I am a librarian. I discovered me in the library. I went to find me in the library. Before I fell in love with libraries, I was just a six-year-old boy. The library fueled all of my curiosities, from dinosaurs to ancient Egypt. When I graduated from high school in 1938, I began going to the library three nights a week. I did this every week for almost ten years and finally, in 1947, around the time I got married, I figured I was done. So I graduated from the library when I was twenty-seven. I discovered that the library is the real school.

INTERVIEWER
You have said that you don’t believe in going to college to learn to write. Why is that?

BRADBURY
You can’t learn to write in college. It’s a very bad place for writers because the teachers always think they know more than you do—and they don’t. They have prejudices. They may like Henry James, but what if you don’t want to write like Henry James? They may like John Irving, for instance, who’s the bore of all time.
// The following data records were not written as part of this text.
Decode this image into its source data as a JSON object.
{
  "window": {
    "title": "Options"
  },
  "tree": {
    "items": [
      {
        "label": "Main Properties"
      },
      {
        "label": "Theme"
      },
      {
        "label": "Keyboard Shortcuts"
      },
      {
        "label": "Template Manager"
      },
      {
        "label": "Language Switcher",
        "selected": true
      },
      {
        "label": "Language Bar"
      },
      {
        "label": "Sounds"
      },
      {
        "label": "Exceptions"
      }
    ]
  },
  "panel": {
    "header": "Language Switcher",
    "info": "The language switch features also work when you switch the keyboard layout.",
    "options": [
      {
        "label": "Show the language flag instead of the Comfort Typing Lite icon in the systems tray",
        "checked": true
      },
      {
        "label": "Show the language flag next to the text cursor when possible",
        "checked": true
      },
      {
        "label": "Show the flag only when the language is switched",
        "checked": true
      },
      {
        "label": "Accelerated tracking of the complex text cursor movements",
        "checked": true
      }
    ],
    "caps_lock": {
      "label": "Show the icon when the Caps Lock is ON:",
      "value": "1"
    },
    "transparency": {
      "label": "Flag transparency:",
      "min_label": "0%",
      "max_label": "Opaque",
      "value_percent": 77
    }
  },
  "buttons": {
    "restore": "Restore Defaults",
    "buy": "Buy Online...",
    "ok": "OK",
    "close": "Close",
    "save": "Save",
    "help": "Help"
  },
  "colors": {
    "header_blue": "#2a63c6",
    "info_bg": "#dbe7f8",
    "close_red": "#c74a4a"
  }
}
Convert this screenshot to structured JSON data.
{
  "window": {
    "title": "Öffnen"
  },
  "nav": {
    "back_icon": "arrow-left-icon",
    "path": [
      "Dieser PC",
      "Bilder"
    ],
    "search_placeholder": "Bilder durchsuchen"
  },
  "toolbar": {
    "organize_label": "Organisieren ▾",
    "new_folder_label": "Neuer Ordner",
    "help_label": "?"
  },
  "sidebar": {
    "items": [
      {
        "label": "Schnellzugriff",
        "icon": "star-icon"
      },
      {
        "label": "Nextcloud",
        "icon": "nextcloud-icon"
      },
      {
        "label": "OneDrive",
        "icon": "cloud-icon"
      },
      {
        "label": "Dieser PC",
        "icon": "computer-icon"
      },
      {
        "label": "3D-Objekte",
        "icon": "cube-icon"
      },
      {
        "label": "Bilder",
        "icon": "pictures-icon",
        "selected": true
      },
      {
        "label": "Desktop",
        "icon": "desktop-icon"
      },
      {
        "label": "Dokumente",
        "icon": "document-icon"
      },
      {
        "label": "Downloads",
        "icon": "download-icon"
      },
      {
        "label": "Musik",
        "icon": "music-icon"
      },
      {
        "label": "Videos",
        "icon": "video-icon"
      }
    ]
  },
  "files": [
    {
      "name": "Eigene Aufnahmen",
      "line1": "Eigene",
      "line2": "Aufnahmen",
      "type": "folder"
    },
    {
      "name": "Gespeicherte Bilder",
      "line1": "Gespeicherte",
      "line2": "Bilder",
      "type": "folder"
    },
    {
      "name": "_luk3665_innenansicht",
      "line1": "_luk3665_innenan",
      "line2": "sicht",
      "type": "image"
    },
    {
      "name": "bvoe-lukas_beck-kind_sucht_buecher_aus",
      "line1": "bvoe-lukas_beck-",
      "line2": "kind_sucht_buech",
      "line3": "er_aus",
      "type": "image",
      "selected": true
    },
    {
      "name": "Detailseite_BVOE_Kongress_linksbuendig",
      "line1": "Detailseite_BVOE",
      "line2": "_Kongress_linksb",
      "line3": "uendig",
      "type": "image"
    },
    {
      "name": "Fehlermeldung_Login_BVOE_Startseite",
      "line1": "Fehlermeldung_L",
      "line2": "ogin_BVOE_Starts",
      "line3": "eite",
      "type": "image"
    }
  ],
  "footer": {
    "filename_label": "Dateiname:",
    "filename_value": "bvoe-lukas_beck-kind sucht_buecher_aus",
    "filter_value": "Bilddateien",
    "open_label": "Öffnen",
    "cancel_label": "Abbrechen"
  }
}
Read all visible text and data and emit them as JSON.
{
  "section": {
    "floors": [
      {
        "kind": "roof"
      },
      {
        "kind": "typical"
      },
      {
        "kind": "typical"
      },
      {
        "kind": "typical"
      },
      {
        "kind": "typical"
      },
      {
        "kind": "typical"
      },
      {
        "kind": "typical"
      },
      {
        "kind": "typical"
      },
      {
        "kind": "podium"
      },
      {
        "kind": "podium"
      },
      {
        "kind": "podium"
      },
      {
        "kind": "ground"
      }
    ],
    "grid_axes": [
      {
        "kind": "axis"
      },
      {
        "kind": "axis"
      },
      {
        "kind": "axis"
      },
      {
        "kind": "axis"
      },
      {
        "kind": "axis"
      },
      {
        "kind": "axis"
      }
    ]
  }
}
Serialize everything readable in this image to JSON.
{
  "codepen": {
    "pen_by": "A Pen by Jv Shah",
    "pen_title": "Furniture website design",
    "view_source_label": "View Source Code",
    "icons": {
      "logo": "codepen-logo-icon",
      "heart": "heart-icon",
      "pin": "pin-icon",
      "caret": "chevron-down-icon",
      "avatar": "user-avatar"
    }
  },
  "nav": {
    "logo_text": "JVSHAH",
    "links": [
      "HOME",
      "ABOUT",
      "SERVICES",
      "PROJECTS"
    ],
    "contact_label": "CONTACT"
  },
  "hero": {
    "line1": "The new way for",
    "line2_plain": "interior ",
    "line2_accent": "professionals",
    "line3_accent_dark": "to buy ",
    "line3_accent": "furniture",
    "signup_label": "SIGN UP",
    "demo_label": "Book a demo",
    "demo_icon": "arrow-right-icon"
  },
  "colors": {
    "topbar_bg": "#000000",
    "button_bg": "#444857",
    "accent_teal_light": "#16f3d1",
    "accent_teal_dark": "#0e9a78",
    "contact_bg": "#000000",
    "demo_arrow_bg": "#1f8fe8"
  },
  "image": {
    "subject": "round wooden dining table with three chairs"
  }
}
A lot of the people whose work they’ve taught in the schools for the last thirty years, I can’t understand why people read them and why they are taught. The library, on the other hand, has no biases. The information is all there for you to interpret. You don’t have someone telling you what to think. You discover it for yourself.

INTERVIEWER
But your books are taught widely in schools.

BRADBURY
Do you know why teachers use me? Because I speak in tongues. I write metaphors. Every one of my stories is a metaphor you can remember. The great religions are all metaphor. We appreciate things like Daniel and the lion’s den, and the Tower of Babel. People remember these metaphors because they are so vivid you can’t get free of them and that’s what kids like in school. They read about rocket ships and encounters in space, tales of dinosaurs. All my life I’ve been running through the fields and picking up bright objects. I turn one over and say, Yeah, there’s a story. And that’s what kids like. Today, my stories are in a thousand anthologies. And I’m in good company. The other writers are quite often dead people who wrote in metaphors: Edgar Allan Poe, Herman Melville, Washington Irving, Nathaniel Hawthorne. All these people wrote for children. They may have pretended not to, but they did.

INTERVIEWER
How important is it to you to follow your own instincts?

BRADBURY
Oh, God. It’s everything. I was offered the chance to write War and Peace for the screen a few decades ago. The American version with King Vidor directing. I turned it down. Everyone said, How could you do that? That’s ridiculous, it’s a great book! I said, Well, it isn’t for me. I can’t read it. I can’t get through it, I tried. That doesn’t mean the book’s bad. I just am not prepared for it. It portrays a very special culture. The names throw me. My wife loved it. She read it once every three years for twenty years. They offered the usual amount for a screenplay like that, a hundred thousand dollars, but you cannot do things for money in this world. I don’t care how much they offer you, and I don’t care how poor you are. There’s only one excuse ever to take money under those circumstances: If someone in your family is horribly ill and the doctor bills are piled up so high that you’re all going to be destroyed. Then I’d say, Go on and take the job. Go do War and Peace and do a lousy job. And be sorry later.